Nash equilibrium and The Prisoner’s Dilemma

Nash equilibrium was a concept developed by John Forbes Nash who was awarded novel prize in economics in 1994 for his contribution in developing game theory. It is the concept in game theory that determines the optimal strategy in a non-cooperative game in which each player lacks any incentive to change his/her strategy. It conceptualizes the behavior and interactions between game participants to determine the best outcomes and also helps in predicting the decision of players if they are making decisions at the same time and the decision of player takes into account the decision of other players. Under Nash equilibrium, a player does not gain anything from deviating from the initial chosen strategy assuming that the other player keeps their decision intact. There may be Single or Multiple Nash equilibrium

Single Nash equilibrium

Imagine two competing companies: A and B. Both the companies want to determine whether they should launch a new advertising campaign for their products. If both companies start advertising, each company will attract 100 customers. If one company decides to advertise, it will attract 200 customers while the other company will attract none. Similarly, if none of the company advertises, none of the companies will attract new customers. This situation is presented in the following payoff table.

Nash Equilibrium  

 

According to the above payoff matrix, company A should advertise its products because the strategy provides a better payoff option than not advertising. The same situation exists for company. Thus, the optimal strategy when both the companies advertise their products this situation is called as Nash equilibrium.

Multiple Nash Equilibrium 

Under certain circumstances, a game may feature multiple Nash equilibrium (equilibriums). For example, Let Ram and Shyam are registering for a new semester. They both have the option to choose either economics or Psychology course. They have only 30 seconds before deadline so there is no time for consultation. If Ram and Shyam register for the same course, they have benefit of sitting in exam together. However, if they choose different courses, none of them will benefit.

In this example, there are multiple Nash equilibrium. If Ram and Shyam both register for the same course, they will benefit to sit together for exams. Thus, the outcomes are Economics/Economics and Psychology/Psychology which are the two Nash equilibrium in this scenario.

Thus, Nash equilibrium is the set of strategies or action such that each Player is doing the best it can given the strategies of actions of the opponents. Once the Nash equilibrium is attained, no player has incentive to change their decision because each player has made the best decision possible.

Prisoner’s Dilemma

In game theory, the Prisoner’s Dilemma shows that two people acting “rationally” can produce irrational results.
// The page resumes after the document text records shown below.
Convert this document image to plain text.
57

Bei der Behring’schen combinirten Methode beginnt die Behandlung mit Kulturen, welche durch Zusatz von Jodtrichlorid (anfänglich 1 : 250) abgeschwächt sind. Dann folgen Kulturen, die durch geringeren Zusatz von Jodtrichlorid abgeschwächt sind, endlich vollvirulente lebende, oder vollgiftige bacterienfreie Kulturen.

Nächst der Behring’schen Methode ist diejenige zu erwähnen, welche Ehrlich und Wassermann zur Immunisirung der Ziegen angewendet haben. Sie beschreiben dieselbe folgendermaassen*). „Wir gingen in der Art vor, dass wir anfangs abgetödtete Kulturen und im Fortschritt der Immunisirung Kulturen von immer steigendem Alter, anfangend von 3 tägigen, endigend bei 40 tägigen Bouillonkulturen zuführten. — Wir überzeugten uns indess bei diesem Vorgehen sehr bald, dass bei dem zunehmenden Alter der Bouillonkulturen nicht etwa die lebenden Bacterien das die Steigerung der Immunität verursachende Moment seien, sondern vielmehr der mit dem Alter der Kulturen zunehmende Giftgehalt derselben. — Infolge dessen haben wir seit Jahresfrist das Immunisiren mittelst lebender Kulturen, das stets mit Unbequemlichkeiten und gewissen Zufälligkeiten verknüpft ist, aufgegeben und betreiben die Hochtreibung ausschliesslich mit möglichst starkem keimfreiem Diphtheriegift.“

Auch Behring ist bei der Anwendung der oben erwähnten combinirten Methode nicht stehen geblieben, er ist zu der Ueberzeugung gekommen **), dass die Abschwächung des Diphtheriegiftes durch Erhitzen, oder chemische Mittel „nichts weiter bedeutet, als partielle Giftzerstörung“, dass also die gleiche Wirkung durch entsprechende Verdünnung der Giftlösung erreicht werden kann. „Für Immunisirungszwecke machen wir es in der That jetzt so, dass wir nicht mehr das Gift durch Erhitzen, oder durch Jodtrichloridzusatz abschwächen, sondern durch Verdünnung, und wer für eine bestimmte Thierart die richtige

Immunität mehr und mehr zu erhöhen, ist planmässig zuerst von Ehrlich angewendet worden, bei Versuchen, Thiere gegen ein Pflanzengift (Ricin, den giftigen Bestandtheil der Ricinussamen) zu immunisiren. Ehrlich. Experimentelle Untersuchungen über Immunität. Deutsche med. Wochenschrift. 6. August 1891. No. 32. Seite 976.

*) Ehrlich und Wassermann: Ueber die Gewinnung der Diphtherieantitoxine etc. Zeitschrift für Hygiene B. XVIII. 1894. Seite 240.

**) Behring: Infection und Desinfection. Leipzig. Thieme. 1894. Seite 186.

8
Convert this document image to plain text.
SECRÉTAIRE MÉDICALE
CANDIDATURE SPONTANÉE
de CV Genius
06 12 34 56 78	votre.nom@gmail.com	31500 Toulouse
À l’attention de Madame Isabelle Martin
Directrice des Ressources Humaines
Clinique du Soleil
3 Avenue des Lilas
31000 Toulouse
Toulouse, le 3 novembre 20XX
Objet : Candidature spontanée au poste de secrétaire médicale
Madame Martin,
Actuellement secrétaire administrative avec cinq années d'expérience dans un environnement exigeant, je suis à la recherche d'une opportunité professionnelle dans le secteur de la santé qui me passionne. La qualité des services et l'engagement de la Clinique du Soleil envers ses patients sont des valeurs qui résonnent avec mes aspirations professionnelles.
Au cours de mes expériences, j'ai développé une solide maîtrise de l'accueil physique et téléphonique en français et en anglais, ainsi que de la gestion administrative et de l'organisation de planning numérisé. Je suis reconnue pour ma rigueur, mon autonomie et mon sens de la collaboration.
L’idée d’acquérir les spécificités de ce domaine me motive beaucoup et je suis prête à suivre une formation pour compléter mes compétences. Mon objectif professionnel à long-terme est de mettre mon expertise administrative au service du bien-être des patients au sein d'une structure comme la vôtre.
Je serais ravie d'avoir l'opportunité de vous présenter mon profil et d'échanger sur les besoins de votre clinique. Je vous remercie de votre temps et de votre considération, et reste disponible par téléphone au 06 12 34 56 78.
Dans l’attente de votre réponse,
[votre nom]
The setting for Prisoner’s dilemma is police interrogation in which the prisoners are taken and interrogated separately. The police offer each the same deal in terms of prison time to get them confess and each knows that the same offer has been made to the other. Both prisoners are assumed to be individually rational in the sense that they want the most for themselves without thought about social norms and obligations. It means individual is rational and selects the payoff that is best suited for him or her or to minimize the jail sentence. We also assume that an individual has two choices to confess or not to confess. Both the individuals have choice to confess or not to confess.

The outcomes of the decision represent what happens to the payoff when the player confesses. When both the player confesses then, both players will get 7 year prison sentence. Similarly, when both the player gets 4 years prison sentence. When Player A confesses but player B do not confess then, player A will get 2 years prison whereas B gets 10 years prison. Similarly, when player B confesses and player A do not confess then, player B will get 2 years sentence and player A gets 10 years. Thus, both the players will maximize their payoff by confessing rather than not confessing.

 For example, player B confesses, then A should confess as well because by confessing he can minimize the prison time by 3 years. Again, let us suppose that player B does not confess, then, the best case of A is to confess because by confessing, he can only spend 2 years in prison whereas the other player spends 10 years. Thus, the best case for both the players is to confess from where s/he can minimize the prison time for himself. Thus, such game is set so as to get confession from either of the players.